La nouvelle loi des Finances a aussi pris des mesures avantageuses et positives pour l’économie nationale. Nous pouvons citer l’article 44 instaurant la taxation de 1.200 produits turcs à hauteur de 75% à l’entrée en lieu et place de la totale exonération douanière (0%). La liste des produits en question n’a pas encore été définie et nous ne savons pas si des mesures d’accompagnement ont été prises pour encourager la production nationale et remplacer les produits turcs et éviter que le made in China, ne remplace pas rapidement le made in Turkey.

Décision a également été prise pour le report de l’application de la TVA de 19% sur le secteur immobilier à 2025 pour lui permettre de s’y préparer. Mais … Une année, est-ce suffisant pour aider au redressement et à la relance du secteur ?

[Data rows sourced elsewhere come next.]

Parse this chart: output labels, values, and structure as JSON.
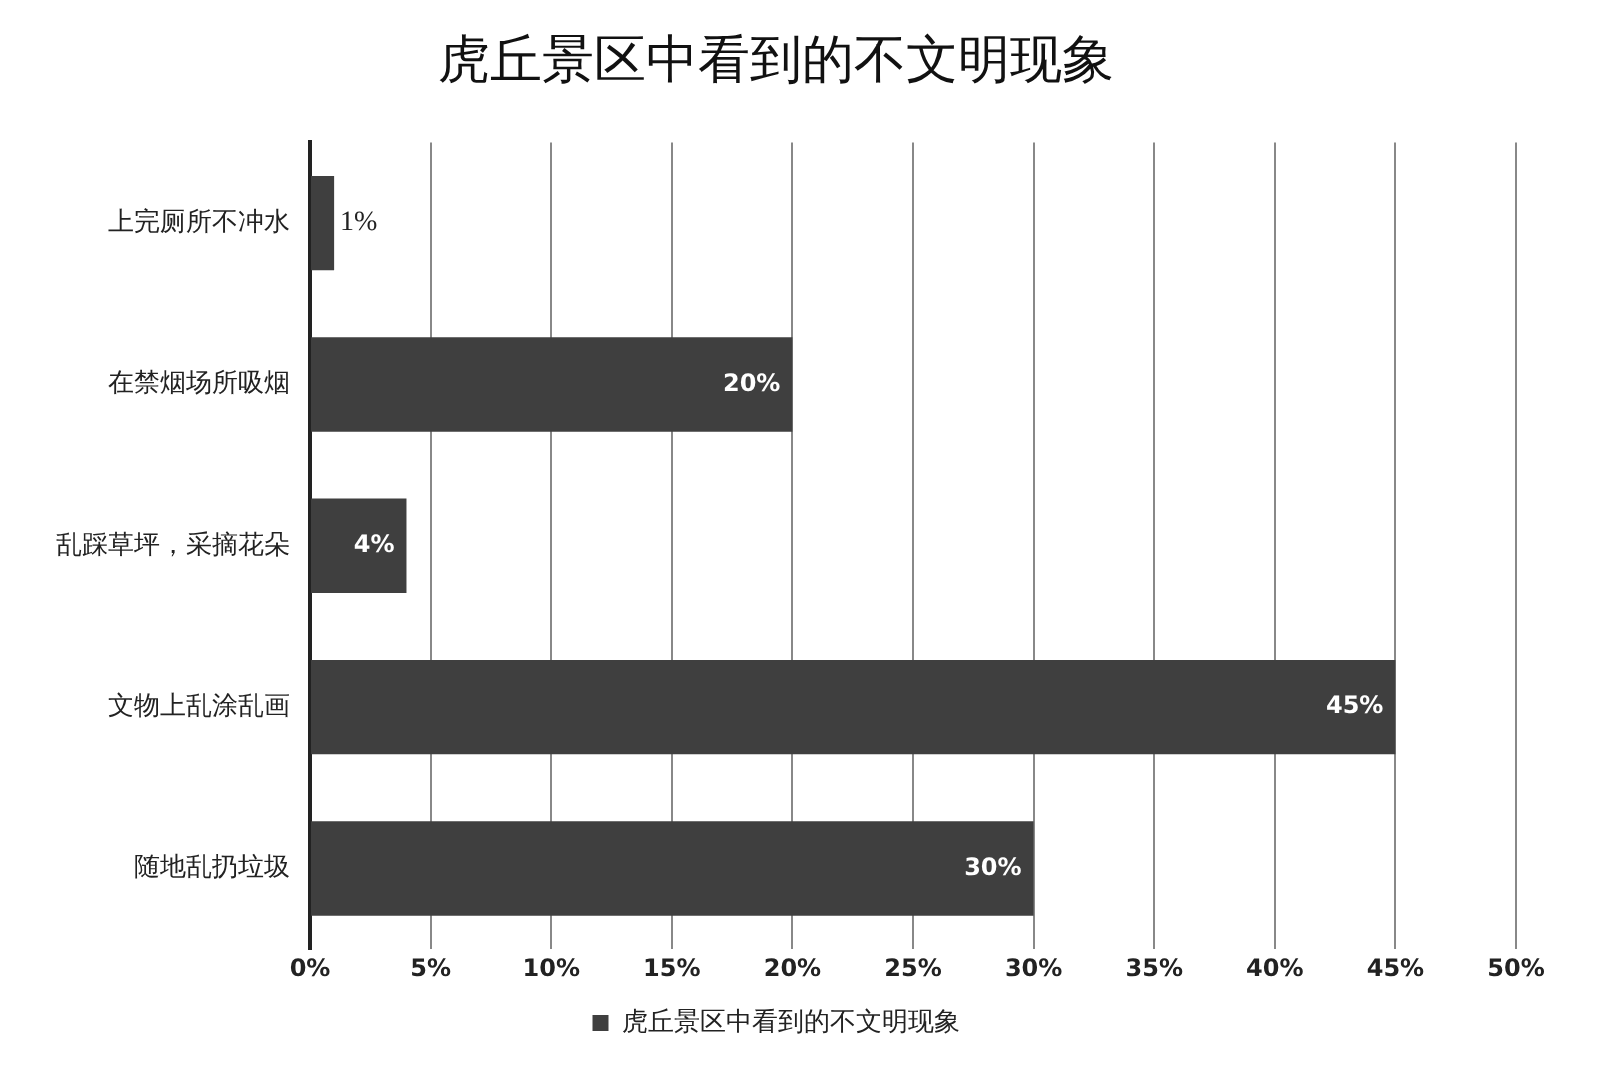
{
  "chart_data": {
    "type": "bar",
    "orientation": "horizontal",
    "title": "虎丘景区中看到的不文明现象",
    "categories": [
      "上完厕所不冲水",
      "在禁烟场所吸烟",
      "乱踩草坪，采摘花朵",
      "文物上乱涂乱画",
      "随地乱扔垃圾"
    ],
    "series": [
      {
        "name": "虎丘景区中看到的不文明现象",
        "color": "#3f3f3f",
        "values": [
          1,
          20,
          4,
          45,
          30
        ],
        "value_labels": [
          "1%",
          "20%",
          "4%",
          "45%",
          "30%"
        ]
      }
    ],
    "xlim": [
      0,
      50
    ],
    "xticks": [
      {
        "value": 0,
        "label": "0%"
      },
      {
        "value": 5,
        "label": "5%"
      },
      {
        "value": 10,
        "label": "10%"
      },
      {
        "value": 15,
        "label": "15%"
      },
      {
        "value": 20,
        "label": "20%"
      },
      {
        "value": 25,
        "label": "25%"
      },
      {
        "value": 30,
        "label": "30%"
      },
      {
        "value": 35,
        "label": "35%"
      },
      {
        "value": 40,
        "label": "40%"
      },
      {
        "value": 45,
        "label": "45%"
      },
      {
        "value": 50,
        "label": "50%"
      }
    ],
    "grid": "x",
    "legend": "bottom"
  }
}
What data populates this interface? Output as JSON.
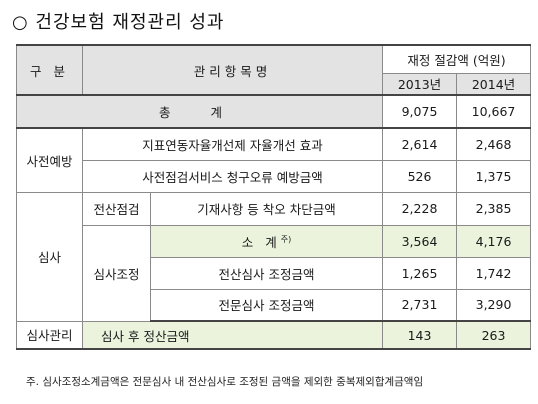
{
  "title": "○ 건강보험 재정관리 성과",
  "header": {
    "category": "구  분",
    "item": "관리항목명",
    "savings": "재정 절감액 (억원)",
    "year1": "2013년",
    "year2": "2014년"
  },
  "total": {
    "label": "총  계",
    "v2013": "9,075",
    "v2014": "10,667"
  },
  "prevention": {
    "label": "사전예방",
    "rows": [
      {
        "item": "지표연동자율개선제 자율개선 효과",
        "v2013": "2,614",
        "v2014": "2,468"
      },
      {
        "item": "사전점검서비스 청구오류 예방금액",
        "v2013": "526",
        "v2014": "1,375"
      }
    ]
  },
  "review": {
    "label": "심사",
    "electronic": {
      "sub": "전산점검",
      "item": "기재사항 등 착오 차단금액",
      "v2013": "2,228",
      "v2014": "2,385"
    },
    "adjustment": {
      "sub": "심사조정",
      "subtotal": {
        "item": "소  계",
        "note_mark": "주)",
        "v2013": "3,564",
        "v2014": "4,176"
      },
      "rows": [
        {
          "item": "전산심사 조정금액",
          "v2013": "1,265",
          "v2014": "1,742"
        },
        {
          "item": "전문심사 조정금액",
          "v2013": "2,731",
          "v2014": "3,290"
        }
      ]
    }
  },
  "management": {
    "label": "심사관리",
    "item": "심사 후 정산금액",
    "v2013": "143",
    "v2014": "263"
  },
  "footnote": "주. 심사조정소계금액은 전문심사 내 전산심사로 조정된 금액을 제외한 중복제외합계금액임"
}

“Il est important de suivre l’application de la loi des finances 2024 pour en évaluer la pertinence”, a déclaré un député.

Des encouragements ont été aussi consacrés aux jeunes opérateurs qui pourraient créer de nouvelles entreprises exonérées pendant 4 ans des impôts directs. L’article 19 porte création d’une ligne de financement de 20 MD au profit des catégories vulnérables et permet l’octroi de prêts sans intérêt n’excédant pas 10 mille dinars pour financer de petits projets.

L’article 22 stipule l’exemption des droits de douane sur les produits alimentaires des personnes qui souffrent d’une allergie au gluten de blé et l’article 23 permet la réduction des taxes sur les bus et les véhicules de 8 ou 9 places acquis par les associations actives dans l’accompagnement des personnes sans soutien familial, ce qui représente une décision importante pour une population souffrant d’une grande précarité.

La Loi des Finances 2024, n’a rien de révolutionnaire mais elle a eu le mérite de consacrer des mesures au profit de catégories socioprofessionnelles particulièrement vulnérables et aussi d’encourager les nouvelles économies vertes et circulaires en leur donnant plus de moyens.

Sa pertinence, si pertinence il y a, se verra à son application sur terrain. L’efficience économique étant tributaire des politiques adoptées pour les résultats attendus et souhaités.